Comment ne pas réagir quand je vous vois prendre le clos en si grand nombre? Comment ne rien dire quand je vous entends confondre tolérance et absence de sens critique, respect et complaisance? Comment ne rien faire quand je vous vois adopter ce curieux intégrisme des bien-pensants, du tout-le-monde-il-est-beau-tout-le-monde-il-est-fin?
Comme en ce qui concerne la mort du pape. Presque une semaine à se faire rebattre les oreilles avec les mêmes discours élogieux à propos du Saint-Père, des témoignages larmoyants passés en boucle. Des jours à écouter les pontifes pontifier, les ouailles brailler, tout le monde louanger celui qu’on s’apprête à canoniser encore plus rapidement que le fondateur de l’Opus Dei ou Mère Teresa.
Ici et là, un couac. Une voix pour dénoncer la position de Jean-Paul II concernant l’homosexualité, une autre pour parler de sida et de contraception, une autre encore pour constater que l’on exagère peut-être la couverture de cet événement que constitue la mort du chef d’une religion que nous avons pratiquement évacuée.
Juste ça, quelques petits couacs presque inaudibles dans ce concert d’émoi, et vous voilà déchaînés, comme des hordes de zouaves en furie, prétextant qu’il s’agissait d’un pape progressiste, qu’on ne peut s’en prendre à un saint homme, que ces "attaques" tiennent de la malveillance ou de l’esprit tordu de quelques athées en mal de scandale ecclésiastique. Et surtout, ô pudeur, que le cadavre encore chaud réclame plus de respect.
Un discours qui n’est pas l’apanage exclusif des cathos, mais que partagent tous ceux qui tentent à n’importe quel prix d’éviter le conflit, qui cherchent de l’unanimité, du consensus. Ils sont les défenseurs d’une pudeur (encore celle-là!) qui ne peut souffrir la critique si celle-ci est pour le moins véhémente, quand ce n’est pas toute forme de critique qu’ils condamnent.
Ils sont les enfants de cette rectitude politique qui nous enferme dans un espace de débat de plus en plus restreint. Et ce "ils", c’est vous et c’est moi lorsque notre notion du respect de l’Autre se transforme en abnégation de soi, de ses propres valeurs qu’on ne cherche plus à défendre, de peur de froisser celles de l’Autre.
De peur, surtout, d’être taxé d’intolérance.
Pourtant, il n’est pas question ici de porter atteinte à la vie privée, mais de scruter la vie professionnelle. Il n’est pas non plus question d’attaquer les religions ou de faire preuve de racisme, mais de condamner l’intégrisme et la cruauté. Il n’est pas question de traîner des individus dans la boue, mais de dénoncer ce qu’ils représentent, les idées ou la culture qu’ils défendent et desquelles il est essentiel de débattre.

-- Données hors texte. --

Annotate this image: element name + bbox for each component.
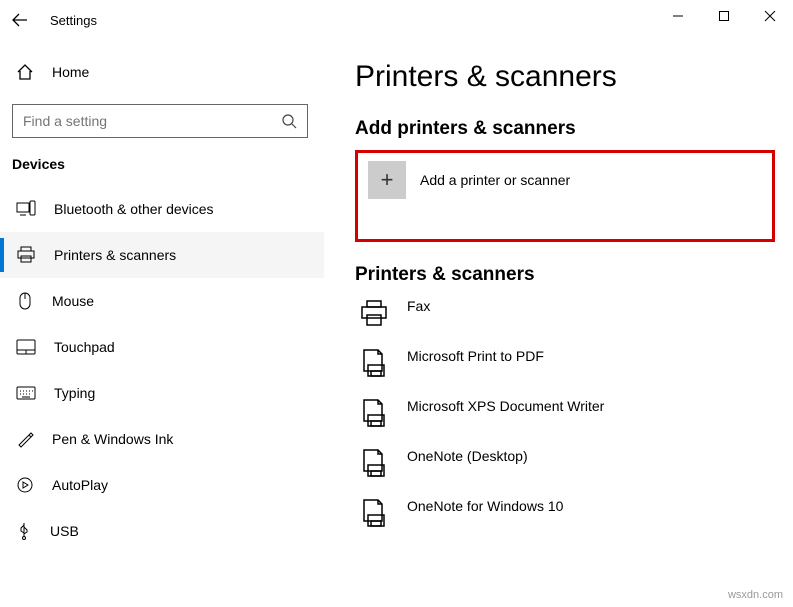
keyboard-icon [16,386,36,400]
devices-section-title: Printers & scanners [355,264,793,286]
sidebar-item-bluetooth[interactable]: Bluetooth & other devices [0,186,324,232]
home-icon [16,63,34,81]
sidebar-item-label: Pen & Windows Ink [52,431,173,447]
sidebar-section-title: Devices [0,156,324,172]
device-label: Microsoft XPS Document Writer [407,396,604,414]
sidebar-item-printers[interactable]: Printers & scanners [0,232,324,278]
plus-icon: + [368,161,406,199]
add-printer-button[interactable]: + Add a printer or scanner [368,161,762,199]
titlebar: Settings [0,0,793,40]
autoplay-icon [16,476,34,494]
page-title: Printers & scanners [355,60,793,94]
home-label: Home [52,64,89,80]
device-list: Fax Microsoft Print to PDF Microsoft XPS… [355,296,793,532]
back-button[interactable] [0,0,40,40]
sidebar-item-label: Typing [54,385,95,401]
sidebar-item-usb[interactable]: USB [0,508,324,554]
devices-icon [16,200,36,218]
page-printer-icon [355,446,393,482]
add-section-title: Add printers & scanners [355,118,793,140]
sidebar-item-touchpad[interactable]: Touchpad [0,324,324,370]
page-printer-icon [355,496,393,532]
add-printer-label: Add a printer or scanner [420,172,570,188]
device-label: Fax [407,296,430,314]
device-item-fax[interactable]: Fax [355,296,793,332]
close-button[interactable] [747,0,793,32]
sidebar-item-label: Mouse [52,293,94,309]
device-item-onenote-desktop[interactable]: OneNote (Desktop) [355,446,793,482]
home-nav[interactable]: Home [0,52,324,92]
sidebar-item-autoplay[interactable]: AutoPlay [0,462,324,508]
highlighted-add-region: + Add a printer or scanner [355,150,775,242]
app-title: Settings [50,13,97,28]
page-printer-icon [355,396,393,432]
search-box[interactable] [12,104,308,138]
search-input[interactable] [23,113,281,129]
maximize-icon [718,10,730,22]
device-item-onenote-w10[interactable]: OneNote for Windows 10 [355,496,793,532]
main-panel: Printers & scanners Add printers & scann… [325,40,793,607]
page-printer-icon [355,346,393,382]
sidebar-item-mouse[interactable]: Mouse [0,278,324,324]
sidebar-item-typing[interactable]: Typing [0,370,324,416]
sidebar-item-label: Printers & scanners [54,247,176,263]
close-icon [764,10,776,22]
device-label: Microsoft Print to PDF [407,346,544,364]
printer-icon [16,246,36,264]
minimize-icon [672,10,684,22]
back-arrow-icon [12,12,28,28]
mouse-icon [16,292,34,310]
maximize-button[interactable] [701,0,747,32]
touchpad-icon [16,339,36,355]
sidebar: Home Devices Bluetooth & other devices P… [0,40,325,607]
device-label: OneNote (Desktop) [407,446,528,464]
pen-icon [16,430,34,448]
sidebar-item-pen[interactable]: Pen & Windows Ink [0,416,324,462]
sidebar-item-label: AutoPlay [52,477,108,493]
search-icon [281,113,297,129]
watermark: wsxdn.com [728,589,783,601]
sidebar-item-label: USB [50,523,79,539]
device-item-xps[interactable]: Microsoft XPS Document Writer [355,396,793,432]
device-label: OneNote for Windows 10 [407,496,563,514]
window-controls [655,0,793,32]
device-item-print-pdf[interactable]: Microsoft Print to PDF [355,346,793,382]
minimize-button[interactable] [655,0,701,32]
usb-icon [16,522,32,540]
sidebar-item-label: Bluetooth & other devices [54,201,214,217]
printer-icon [355,296,393,332]
sidebar-item-label: Touchpad [54,339,115,355]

Si cela implique que l’on s’en prenne à de bons pères de famille, à d’adorables brus, à des imams ou à des saints-pères, so be it. La vie n’est pas monolithique. On peut à la fois être un mari aimant et un fraudeur, ce qui regarde tout le monde. On peut, à l’inverse, être professionnellement irréprochable et tromper sa femme, ce qui ne regarde personne. On se comprend?
Je sais, vous avez comme une impression de déjà-vu en lisant ces lignes. C’est seulement qu’en parcourant le courrier dans les journaux, en vous lisant ces derniers jours, j’ai eu peur. Peur qu’à l’opposé de ceux qui réclament une liberté féroce, même celle de calomnier, votre monopole du bon goût fasse désormais office de contrepartie, tout aussi dangereuse puisque aussi extrémiste, mais plus insidieuse, car elle se drape dans de bons sentiments.
Aussi, je vous sais bien aises de cette victoire remportée contre l’infamie et l’insulte gratuite ces dernières semaines. Mais soyons prudents. Ne mêlons pas les choses et veillons à ce que cette victoire n’en devienne pas une contre la démocratie et ses principes, contre la vraie liberté de blâmer. Ce serait d’abord donner raison à l’imposteur qui s’est crucifié en son nom, mais ce serait surtout renier une idée qui nous rend tous égaux devant l’humanité.
Celle qu’un con, malgré son prestige, ses croyances, son importance ou son insignifiance, reste un con.